Sebuah penelitian terbaru mengungkap metode deteksi dini gempabumi besar. Luar biasanya potensi peringatan ini dapat muncul beberapa hari hingga berbulan-bulan sebelum peristiwa terjadi.
Metode ini didasarkan pada pengidentifikasian aktivitas tektonik berskala kecil yang pernah terjadi sebelumnya. Penelitian ini dipimpin oleh ilmuwan geofisika, Tarsilo Girona, dari Universitas Alaska Fairbanks, Amerika Serikat, dan dipublikasikan di Nature Communications pada 28 Agustus 2024.
Bisa Prediksi Sebulan Sebelum Terjadi
Girona bersama timnya fokus pada aktivitas seismik abnormal, khususnya pada dua gempa besar. Gempa Anchorage berkekuatan 7,1 SR pada 2018 dan gempa Ridgecrest di California dengan kekuatan 6,4 hingga 7,1 SR pada 2019.
Peneliti menemukan adanya sejumlah gempa kecil, di bawah magnitudo 1,5, yang terjadi beberapa bulan sebelum kedua gempa besar tersebut. Frekuensi gempa kecil ini tercatat meningkat sekitar 15-25% di Alaska Tengah dan California Selatan.
Dari hasil pengamatan, gempa berkekuatan rendah ini diduga berhubungan erat dengan tekanan fluida pori dalam patahan, yang meningkat secara signifikan. Tekanan fluida tersebut mengacu pada tekanan cairan yang terkandung dalam batuan, yang diduga memicu aktivitas seismik berskala kecil.
Pada gempa Anchorage, prediksi gempa dapat dilakukan dalam jangka waktu antara beberapa hari hingga tiga bulan sebelum kejadian. Sementara itu, gempa Ridgecrest diperkirakan bisa dideteksi hingga 40 hari sebelumnya.
Pembelajaran mesin dianggap memiliki peran besar dalam penelitian ini. Jaringan seismik modern menghasilkan data dalam jumlah besar yang, jika dianalisis dengan algoritma komputer, dapat memberikan petunjuk penting terkait prekursor gempa besar.
Meski hasilnya menjanjikan, para peneliti menegaskan bahwa algoritma ini perlu diuji dalam kondisi mendekati real-time untuk mendeteksi gempa secara efektif. Selain itu, algoritma harus dilatih dengan data historis dari wilayah tertentu sebelum diterapkan di wilayah baru.
BMKG: Megathrust di Indonesia Tinggal Menunggu Waktu
Bagaimana kondisi di dalam negeri?

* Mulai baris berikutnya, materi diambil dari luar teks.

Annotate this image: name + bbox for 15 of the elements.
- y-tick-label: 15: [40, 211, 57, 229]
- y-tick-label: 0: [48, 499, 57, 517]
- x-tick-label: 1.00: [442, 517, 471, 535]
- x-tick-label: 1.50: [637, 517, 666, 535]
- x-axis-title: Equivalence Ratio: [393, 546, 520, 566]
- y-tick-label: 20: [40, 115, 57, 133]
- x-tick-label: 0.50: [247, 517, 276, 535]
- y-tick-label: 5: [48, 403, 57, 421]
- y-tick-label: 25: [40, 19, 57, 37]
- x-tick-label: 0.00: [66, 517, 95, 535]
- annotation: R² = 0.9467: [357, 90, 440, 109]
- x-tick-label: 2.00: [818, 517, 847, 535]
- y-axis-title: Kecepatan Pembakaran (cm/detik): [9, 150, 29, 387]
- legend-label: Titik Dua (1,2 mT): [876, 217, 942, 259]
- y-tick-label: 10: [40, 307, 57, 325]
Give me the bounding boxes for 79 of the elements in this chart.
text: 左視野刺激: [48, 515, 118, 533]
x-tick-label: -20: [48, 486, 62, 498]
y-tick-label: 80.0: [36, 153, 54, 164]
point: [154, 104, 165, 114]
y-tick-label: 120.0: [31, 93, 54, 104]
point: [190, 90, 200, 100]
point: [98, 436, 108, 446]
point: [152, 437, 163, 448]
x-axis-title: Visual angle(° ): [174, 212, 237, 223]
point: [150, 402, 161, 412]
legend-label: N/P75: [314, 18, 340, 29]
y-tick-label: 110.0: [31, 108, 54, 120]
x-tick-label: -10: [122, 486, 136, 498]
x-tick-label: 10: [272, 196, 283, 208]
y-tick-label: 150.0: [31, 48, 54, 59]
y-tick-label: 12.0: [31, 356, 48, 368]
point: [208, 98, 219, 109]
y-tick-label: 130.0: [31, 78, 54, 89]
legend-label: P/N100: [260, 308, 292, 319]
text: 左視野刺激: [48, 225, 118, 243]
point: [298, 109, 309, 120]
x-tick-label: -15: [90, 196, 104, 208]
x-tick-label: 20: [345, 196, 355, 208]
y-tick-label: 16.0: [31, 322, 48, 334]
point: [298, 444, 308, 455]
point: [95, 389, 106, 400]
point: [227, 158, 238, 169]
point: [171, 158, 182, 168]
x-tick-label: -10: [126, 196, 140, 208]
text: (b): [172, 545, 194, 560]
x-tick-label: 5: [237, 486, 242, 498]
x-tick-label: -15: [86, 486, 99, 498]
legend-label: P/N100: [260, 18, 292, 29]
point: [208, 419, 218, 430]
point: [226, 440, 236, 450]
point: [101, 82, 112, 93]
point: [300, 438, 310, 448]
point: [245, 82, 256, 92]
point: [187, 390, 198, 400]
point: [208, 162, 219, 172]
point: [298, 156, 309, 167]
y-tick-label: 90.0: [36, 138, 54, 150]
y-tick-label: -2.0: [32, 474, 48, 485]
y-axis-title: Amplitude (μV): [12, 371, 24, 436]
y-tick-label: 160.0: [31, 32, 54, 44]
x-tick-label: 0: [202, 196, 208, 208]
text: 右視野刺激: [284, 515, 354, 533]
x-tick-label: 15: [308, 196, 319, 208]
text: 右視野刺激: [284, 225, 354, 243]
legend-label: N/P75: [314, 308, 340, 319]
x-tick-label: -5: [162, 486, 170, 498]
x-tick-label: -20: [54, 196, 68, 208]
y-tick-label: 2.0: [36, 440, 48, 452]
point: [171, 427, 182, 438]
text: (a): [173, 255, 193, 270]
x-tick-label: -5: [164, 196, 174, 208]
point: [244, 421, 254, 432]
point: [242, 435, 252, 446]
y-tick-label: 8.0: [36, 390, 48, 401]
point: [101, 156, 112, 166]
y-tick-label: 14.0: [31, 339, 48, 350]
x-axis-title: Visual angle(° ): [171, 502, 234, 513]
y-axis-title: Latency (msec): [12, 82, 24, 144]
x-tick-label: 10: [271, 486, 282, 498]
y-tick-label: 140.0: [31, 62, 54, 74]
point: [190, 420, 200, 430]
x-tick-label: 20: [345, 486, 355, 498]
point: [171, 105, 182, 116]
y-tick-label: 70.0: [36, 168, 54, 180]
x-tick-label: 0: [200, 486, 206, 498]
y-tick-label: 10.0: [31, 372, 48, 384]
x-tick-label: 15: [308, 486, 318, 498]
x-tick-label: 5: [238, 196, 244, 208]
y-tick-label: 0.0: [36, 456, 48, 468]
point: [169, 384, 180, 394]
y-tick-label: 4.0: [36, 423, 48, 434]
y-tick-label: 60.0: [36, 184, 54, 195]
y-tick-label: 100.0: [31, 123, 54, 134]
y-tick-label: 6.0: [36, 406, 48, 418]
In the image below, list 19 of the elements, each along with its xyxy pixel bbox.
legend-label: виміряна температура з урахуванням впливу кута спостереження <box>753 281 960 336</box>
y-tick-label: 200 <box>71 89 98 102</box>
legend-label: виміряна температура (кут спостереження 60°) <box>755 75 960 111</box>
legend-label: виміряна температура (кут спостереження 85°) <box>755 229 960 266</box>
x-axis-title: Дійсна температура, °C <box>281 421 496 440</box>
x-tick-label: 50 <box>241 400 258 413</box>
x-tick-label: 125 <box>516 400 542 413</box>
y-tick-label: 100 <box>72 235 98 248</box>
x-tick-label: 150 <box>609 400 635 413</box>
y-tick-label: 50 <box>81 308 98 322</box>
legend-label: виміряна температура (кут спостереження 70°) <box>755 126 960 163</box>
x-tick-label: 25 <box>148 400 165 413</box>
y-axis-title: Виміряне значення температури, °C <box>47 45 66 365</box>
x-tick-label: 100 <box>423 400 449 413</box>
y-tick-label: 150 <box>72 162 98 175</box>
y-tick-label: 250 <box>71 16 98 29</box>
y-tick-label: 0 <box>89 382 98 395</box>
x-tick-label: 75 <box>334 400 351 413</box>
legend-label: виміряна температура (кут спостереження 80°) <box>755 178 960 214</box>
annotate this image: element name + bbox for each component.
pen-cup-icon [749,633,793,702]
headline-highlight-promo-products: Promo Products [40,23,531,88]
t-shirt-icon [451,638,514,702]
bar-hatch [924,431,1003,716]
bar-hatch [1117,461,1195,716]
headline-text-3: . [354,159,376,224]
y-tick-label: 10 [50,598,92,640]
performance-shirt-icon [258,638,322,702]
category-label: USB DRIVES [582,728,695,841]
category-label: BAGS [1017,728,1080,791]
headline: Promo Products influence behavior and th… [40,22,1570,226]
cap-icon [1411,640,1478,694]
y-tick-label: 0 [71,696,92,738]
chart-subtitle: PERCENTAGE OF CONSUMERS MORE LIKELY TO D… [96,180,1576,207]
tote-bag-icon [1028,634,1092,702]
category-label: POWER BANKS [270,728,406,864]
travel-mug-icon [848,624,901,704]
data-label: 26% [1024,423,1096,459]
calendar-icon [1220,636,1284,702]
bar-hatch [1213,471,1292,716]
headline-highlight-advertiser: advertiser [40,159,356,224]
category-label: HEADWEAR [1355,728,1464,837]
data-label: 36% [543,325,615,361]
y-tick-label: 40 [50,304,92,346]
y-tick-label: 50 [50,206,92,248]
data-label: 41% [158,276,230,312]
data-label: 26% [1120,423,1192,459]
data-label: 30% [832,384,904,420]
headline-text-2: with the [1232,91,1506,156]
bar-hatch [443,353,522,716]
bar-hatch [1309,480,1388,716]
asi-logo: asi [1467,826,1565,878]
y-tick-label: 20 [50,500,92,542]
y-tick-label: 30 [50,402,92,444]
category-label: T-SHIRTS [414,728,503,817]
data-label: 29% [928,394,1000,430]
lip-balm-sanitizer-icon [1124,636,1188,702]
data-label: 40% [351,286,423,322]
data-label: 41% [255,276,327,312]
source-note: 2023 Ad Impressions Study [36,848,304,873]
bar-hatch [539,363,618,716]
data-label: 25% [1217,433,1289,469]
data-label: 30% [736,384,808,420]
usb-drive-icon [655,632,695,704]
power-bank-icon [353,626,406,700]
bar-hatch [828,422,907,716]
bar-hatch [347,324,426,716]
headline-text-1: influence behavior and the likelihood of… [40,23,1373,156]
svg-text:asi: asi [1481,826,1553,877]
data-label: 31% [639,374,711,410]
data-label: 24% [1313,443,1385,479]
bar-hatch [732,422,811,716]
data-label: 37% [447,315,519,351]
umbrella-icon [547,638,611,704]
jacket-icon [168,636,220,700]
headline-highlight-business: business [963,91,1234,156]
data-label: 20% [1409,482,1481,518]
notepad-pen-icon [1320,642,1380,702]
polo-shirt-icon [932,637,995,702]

Badan Meteorologi, Klimatologi, dan Geofisika (BMKG) baru-baru ini menyoroti ancaman gempa megathrust di Indonesia, khususnya di Selat Sunda serta kawasan Mentawai-Siberut.
Peringatan ini disampaikan menyusul gempa besar yang mengguncang Jepang beberapa waktu lalu, mengingatkan kembali betapa rentannya kawasan Cincin Api Pasifik terhadap aktivitas seismik. Gempa megathrust, yang berpotensi mencapai kekuatan di atas magnitudo 8, berisiko memicu tsunami yang mengancam wilayah pesisir.
Daryono, Kepala Pusat Gempa Bumi dan Tsunami BMKG, mengungkapkan bahwa gempa megathrust di dua zona tersebut "hanya masalah waktu." Pernyataan ini mengacu pada fakta bahwa gempa megathrust terakhir di Selat Sunda dan Mentawai-Siberut terjadi lebih dari 200 tahun lalu.
Namun, Daryono menegaskan bahwa pernyataan tersebut tidak mengindikasikan bahwa gempa akan terjadi dalam waktu dekat. Melihat apa yang ilmuwan AS klaim, Indonesia mungkin perlu belajar untuk bisa meprediksi gempa dari jauh hari dengan memanfaatkan teknologi pembelajaran mesin.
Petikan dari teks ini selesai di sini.